Answer
Using Hamilton's method, each state is apportioned the following number of seats.
State A is apportioned 17 seats.
State B is apportioned 33 seats.
State C is apportioned 67 seats.
State D is apportioned 83 seats.
Work Step by Step
Hamilton's method is an apportionment method that involves rounding each standard quota down to the nearest whole number. Surplus seats are given, one at a time, to the states with the largest fractional parts in their standard quotas until there are no more surplus seats.
State A's standard quota is 17.25
State A's lower quota is 17
State A's upper quota is 18
State B's standard quota is 33.25
State B's lower quota is 33
State B's upper quota is 34
State C's standard quota is 66.75
State C's lower quota is 66
State C's upper quota is 67
State D's standard quota is 82.75
State D's lower quota is 82
State D's upper quota is 83
Initially, each state is apportioned its lower quota.

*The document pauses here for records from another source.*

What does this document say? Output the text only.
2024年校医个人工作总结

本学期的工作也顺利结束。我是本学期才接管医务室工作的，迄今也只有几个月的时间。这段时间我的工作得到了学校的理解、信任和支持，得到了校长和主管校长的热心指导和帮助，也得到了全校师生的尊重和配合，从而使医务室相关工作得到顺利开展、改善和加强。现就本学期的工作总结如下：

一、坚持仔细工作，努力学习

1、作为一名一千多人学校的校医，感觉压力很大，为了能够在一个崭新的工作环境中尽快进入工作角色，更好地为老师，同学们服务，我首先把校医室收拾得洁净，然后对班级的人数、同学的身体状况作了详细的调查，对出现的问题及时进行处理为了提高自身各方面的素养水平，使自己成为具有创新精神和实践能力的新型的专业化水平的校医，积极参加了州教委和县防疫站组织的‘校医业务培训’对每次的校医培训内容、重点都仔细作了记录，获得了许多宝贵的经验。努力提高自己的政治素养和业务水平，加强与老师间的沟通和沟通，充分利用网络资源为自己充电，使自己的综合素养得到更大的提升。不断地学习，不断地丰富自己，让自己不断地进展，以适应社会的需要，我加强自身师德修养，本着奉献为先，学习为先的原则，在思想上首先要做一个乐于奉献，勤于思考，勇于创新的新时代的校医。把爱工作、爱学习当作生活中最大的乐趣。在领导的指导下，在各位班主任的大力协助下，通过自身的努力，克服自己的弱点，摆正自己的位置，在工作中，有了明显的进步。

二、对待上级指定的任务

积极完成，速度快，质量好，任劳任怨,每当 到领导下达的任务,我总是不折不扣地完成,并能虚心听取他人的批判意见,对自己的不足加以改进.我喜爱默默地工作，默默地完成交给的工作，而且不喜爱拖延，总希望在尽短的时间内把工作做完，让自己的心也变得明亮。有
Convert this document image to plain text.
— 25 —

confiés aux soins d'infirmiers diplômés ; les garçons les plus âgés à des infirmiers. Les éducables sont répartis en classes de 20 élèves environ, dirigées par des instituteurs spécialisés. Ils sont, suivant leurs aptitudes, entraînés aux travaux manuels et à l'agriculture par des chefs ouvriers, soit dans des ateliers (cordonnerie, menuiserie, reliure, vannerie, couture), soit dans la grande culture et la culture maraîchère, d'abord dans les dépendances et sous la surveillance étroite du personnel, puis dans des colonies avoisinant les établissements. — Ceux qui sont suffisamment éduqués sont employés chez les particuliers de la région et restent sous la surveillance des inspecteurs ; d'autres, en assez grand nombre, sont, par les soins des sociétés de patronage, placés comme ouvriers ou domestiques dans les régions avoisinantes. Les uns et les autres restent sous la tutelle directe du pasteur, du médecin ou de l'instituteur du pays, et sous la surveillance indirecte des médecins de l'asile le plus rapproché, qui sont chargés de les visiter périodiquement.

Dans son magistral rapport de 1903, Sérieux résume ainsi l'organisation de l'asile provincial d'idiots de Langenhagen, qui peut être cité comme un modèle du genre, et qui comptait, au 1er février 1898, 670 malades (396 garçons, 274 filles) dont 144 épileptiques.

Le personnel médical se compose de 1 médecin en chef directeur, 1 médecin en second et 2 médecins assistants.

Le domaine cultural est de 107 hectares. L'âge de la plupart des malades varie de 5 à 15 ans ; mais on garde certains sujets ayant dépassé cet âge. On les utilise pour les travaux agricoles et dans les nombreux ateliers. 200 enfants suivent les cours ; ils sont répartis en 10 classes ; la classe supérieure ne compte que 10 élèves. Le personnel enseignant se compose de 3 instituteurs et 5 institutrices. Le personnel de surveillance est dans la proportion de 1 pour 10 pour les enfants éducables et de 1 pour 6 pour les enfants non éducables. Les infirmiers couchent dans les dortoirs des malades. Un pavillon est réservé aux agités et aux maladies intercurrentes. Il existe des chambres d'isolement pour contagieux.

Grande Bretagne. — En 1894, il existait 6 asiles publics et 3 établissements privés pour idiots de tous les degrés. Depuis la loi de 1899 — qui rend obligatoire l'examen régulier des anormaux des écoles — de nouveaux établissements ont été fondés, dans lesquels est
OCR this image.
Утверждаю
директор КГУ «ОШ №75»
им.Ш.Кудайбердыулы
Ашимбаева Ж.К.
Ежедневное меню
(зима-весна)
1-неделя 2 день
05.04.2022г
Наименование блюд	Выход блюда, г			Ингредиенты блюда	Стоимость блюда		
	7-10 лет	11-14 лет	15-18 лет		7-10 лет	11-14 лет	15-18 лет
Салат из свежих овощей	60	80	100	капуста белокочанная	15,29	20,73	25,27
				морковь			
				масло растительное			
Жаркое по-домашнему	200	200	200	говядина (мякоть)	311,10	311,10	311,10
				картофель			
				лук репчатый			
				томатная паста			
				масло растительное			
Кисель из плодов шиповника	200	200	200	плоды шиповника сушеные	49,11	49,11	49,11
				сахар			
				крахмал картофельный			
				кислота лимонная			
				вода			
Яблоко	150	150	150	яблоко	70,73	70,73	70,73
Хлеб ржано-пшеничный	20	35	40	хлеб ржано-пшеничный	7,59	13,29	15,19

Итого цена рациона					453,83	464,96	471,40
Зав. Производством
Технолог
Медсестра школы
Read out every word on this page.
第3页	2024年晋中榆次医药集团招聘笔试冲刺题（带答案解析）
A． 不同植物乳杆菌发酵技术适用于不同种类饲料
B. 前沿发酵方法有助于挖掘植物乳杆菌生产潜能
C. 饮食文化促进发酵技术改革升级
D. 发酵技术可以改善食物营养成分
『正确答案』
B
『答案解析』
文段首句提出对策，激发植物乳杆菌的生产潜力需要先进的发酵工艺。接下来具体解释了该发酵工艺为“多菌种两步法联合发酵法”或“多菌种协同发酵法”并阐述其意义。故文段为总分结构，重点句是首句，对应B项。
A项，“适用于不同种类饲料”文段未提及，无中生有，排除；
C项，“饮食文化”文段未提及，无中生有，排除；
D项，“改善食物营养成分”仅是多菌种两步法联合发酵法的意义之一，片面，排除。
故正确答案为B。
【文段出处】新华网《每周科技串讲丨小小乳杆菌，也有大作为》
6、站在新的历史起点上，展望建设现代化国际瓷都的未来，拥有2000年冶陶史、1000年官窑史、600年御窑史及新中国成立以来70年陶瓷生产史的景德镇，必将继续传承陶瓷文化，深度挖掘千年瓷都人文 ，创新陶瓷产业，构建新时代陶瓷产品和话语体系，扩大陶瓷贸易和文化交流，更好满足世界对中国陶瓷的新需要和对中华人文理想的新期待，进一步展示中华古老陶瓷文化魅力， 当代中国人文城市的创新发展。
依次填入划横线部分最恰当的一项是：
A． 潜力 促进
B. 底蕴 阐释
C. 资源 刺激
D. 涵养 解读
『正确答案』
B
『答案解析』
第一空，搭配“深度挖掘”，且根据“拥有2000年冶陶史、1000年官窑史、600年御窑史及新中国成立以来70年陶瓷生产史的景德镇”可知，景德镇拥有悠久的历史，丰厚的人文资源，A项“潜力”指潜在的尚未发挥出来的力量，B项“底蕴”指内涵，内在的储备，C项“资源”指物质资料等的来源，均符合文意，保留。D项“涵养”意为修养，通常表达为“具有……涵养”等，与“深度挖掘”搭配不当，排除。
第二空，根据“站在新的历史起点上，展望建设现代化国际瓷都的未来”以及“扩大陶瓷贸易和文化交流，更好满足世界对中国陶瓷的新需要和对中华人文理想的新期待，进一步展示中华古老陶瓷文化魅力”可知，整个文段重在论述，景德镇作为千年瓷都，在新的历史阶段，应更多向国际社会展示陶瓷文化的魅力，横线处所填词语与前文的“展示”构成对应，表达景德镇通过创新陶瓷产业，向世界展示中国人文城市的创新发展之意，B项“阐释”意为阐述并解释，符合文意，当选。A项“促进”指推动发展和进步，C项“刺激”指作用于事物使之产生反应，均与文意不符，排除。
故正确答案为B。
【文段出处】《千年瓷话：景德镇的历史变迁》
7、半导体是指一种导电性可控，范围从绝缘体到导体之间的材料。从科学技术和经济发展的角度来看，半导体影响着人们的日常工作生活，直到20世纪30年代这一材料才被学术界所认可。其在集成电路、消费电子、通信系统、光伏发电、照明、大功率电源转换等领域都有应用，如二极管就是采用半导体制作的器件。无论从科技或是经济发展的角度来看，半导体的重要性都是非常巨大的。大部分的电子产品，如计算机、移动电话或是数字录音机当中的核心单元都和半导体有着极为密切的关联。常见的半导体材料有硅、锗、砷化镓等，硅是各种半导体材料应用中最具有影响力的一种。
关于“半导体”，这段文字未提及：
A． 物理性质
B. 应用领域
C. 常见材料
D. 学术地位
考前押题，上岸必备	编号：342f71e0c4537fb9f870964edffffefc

State A is apportioned 17 seats.
State B is apportioned 33 seats.
State C is apportioned 66 seats.
State D is apportioned 82 seats.
We can find the total number of seats which have been apportioned.
total = 17 + 33 + 66 + 82 = 198 seats
Since there is a total of 200 congressional seats, there are two surplus seats. One surplus seat is given to state C and the other surplus seat is given to state D because they have the largest fractional part (0.75) in the standard quota.
Using Hamilton's method, each state is apportioned the following number of seats.
State A is apportioned 17 seats.
State B is apportioned 33 seats.
State C is apportioned 66 + 1 = 67 seats.
State D is apportioned 82 + 1 = 83 seats.